В один из этих дней видел Лермонтова во французском ресторане будущий переводчик его стихов на немецкий язык Фридрих Боденштедт, немец, бывший с 1840 года учителем немецкого языка в доме М. Н. Голицына. Боденштедт оказался за столом в компании молодых светских людей. «Мы пили уже шампанское, — вспоминал он. — Снежная пена лилась через край бокалов... «А, Михаил Юрьевич!» — вдруг вскричали двое-трое из моих собеседников при виде только что вошедшего молодого офицера, который слегка потрепал по плечу Олсуфьева, приветствовал молодого князя словами: «Ну, как поживаешь, умник!» — а остальное общество коротким: «Здравствуйте!» У вошедшего была гордая, непринужденная осанка, средний рост и необычайная гибкость движений. Вынимая при входе носовой платок, чтобы обтереть мокрые усы, он выронил на паркет бумажник или сигарочницу и при этом нагнулся с такой ловкостью, как будто он был вовсе без костей, хотя, судя по плечам и груди, у него должны были быть довольно широкие кости. Гладкие, белокурые, слегка вьющиеся по обеим сторонам волосы оставляли совершенно открытым необыкновенно высокий лоб. Большие, полные мысли глаза, казалось, вовсе не участвовали в насмешливой улыбке, игравшей на красиво очерченных губах молодого офицера. Очевидно, он был одет не в парадную форму. У него на шее был небрежно повязан черный платок; военный сюртук без эполет был не нов и не доверху застегнут, и из-под него виднелось ослепительной свежести тонкое белье. Мы говорили до тех пор по-французски, и Олсуфьев, говоря по-французски, представил меня вошедшему. Обменявшись со мною несколькими беглыми фразами, он сел с нами обедать. При выборе кушаньев и в обращении к прислуге он употреблял выражения, которые в большом ходу у многих, чтобы не сказать у всех русских, но которые в устах этого гостя — это был Михаил Лермонтов — неприятно поразили меня... После того как Лермонтов быстро отведал несколько кушаньев и выпил два стакана вина (при этом он не прятал под стол свои красивые, выхоленные руки), он сделался очень разговорчив, и, надо полагать, то, что он говорил, было остроумным и смешным, так как слова его несколько раз прерывались громким смехом».

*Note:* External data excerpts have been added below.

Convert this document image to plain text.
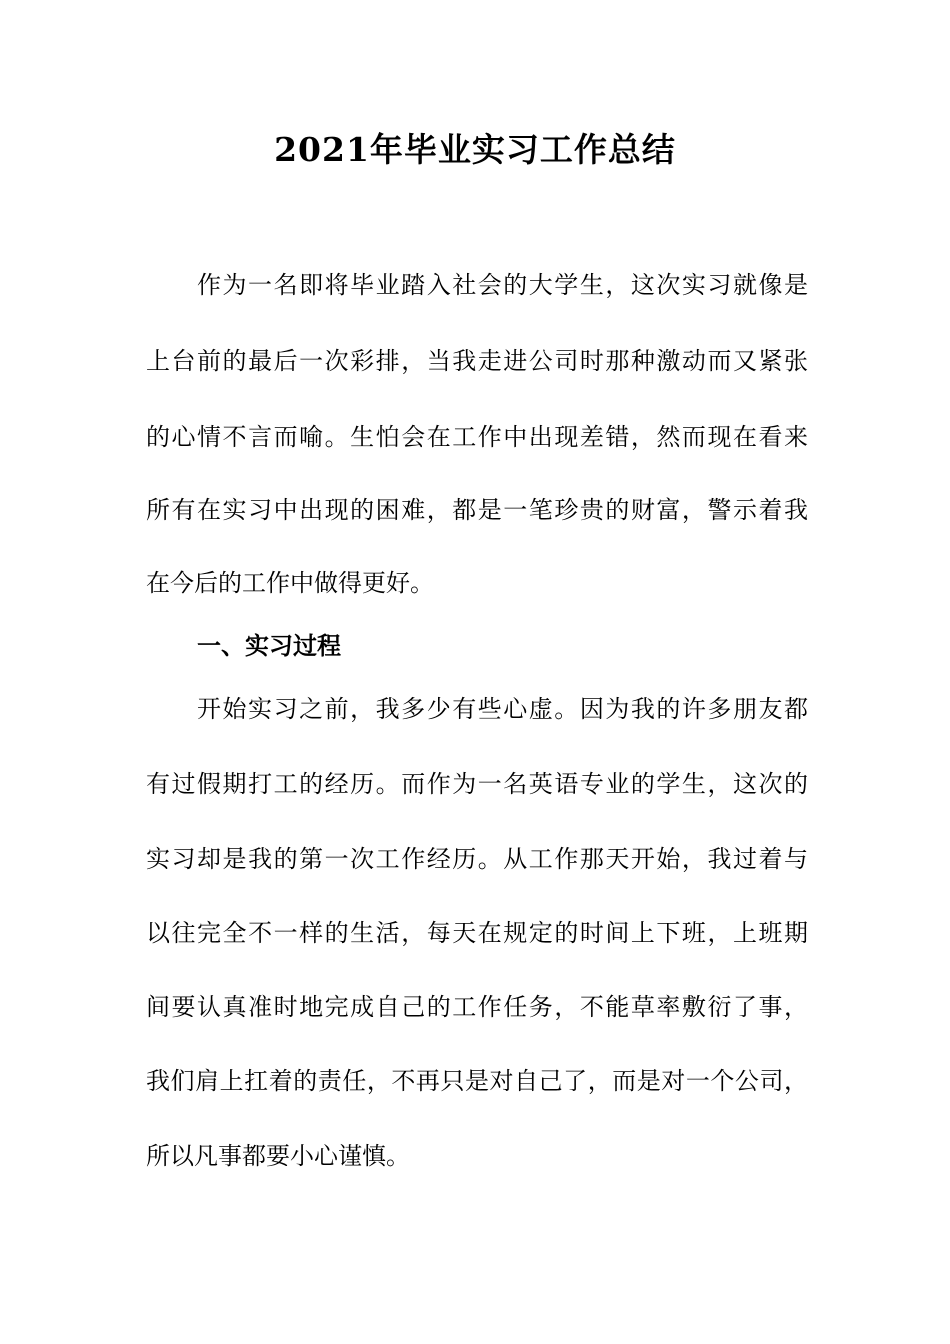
2021年毕业实习工作总结
作为一名即将毕业踏入社会的大学生，这次实习就像是
上台前的最后一次彩排，当我走进公司时那种激动而又紧张
的心情不言而喻。生怕会在工作中出现差错，然而现在看来
所有在实习中出现的困难，都是一笔珍贵的财富，警示着我
在今后的工作中做得更好。
一、实习过程
开始实习之前，我多少有些心虚。因为我的许多朋友都
有过假期打工的经历。而作为一名英语专业的学生，这次的
实习却是我的第一次工作经历。从工作那天开始，我过着与
以往完全不一样的生活，每天在规定的时间上下班，上班期
间要认真准时地完成自己的工作任务，不能草率敷衍了事，
我们肩上扛着的责任，不再只是对自己了，而是对一个公司，
所以凡事都要小心谨慎。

Во многих домах и даже в Благородном собрании видели Лермонтова в этот его приезд в Москву, но эти считанные дни он посвятил не только рассеянию и удовольствиям. Он писал стихи. В доме Екатерины Александровны Свербеевой на Страстном бульваре он читал их избранному кружку — кое-кто их даже записывал на слух. Люди, видевшие в этой гостиной Пушкина, считавшие своим родным достоянием стихи Языкова, Хомякова, преклонявшиеся перед Гоголем, принимали Лермонтова очень тепло. Хозяйка, которой в это время было тридцать три года, красавица, умнейшая из московских барынь, прямо считала Лермонтова великим поэтом. С нею согласны были многие, но в особенности Дмитрий Александрович Валуев — племянник Языкова — и все семейство Елагиных во главе с Авдотьей Петровной Елагиной, племянницей Жуковского, матерью братьев Киреевских. По Москве пошел в списках «Спор», который привез Елагиным Грановский. За ним — уже в Москве написанный «Сон», горестно поразивший друзей поэта, — неужели это предчувствие? — невольно думалось им.
В полдневный жар в долине Дагестана С свинцом в груди лежал недвижим я...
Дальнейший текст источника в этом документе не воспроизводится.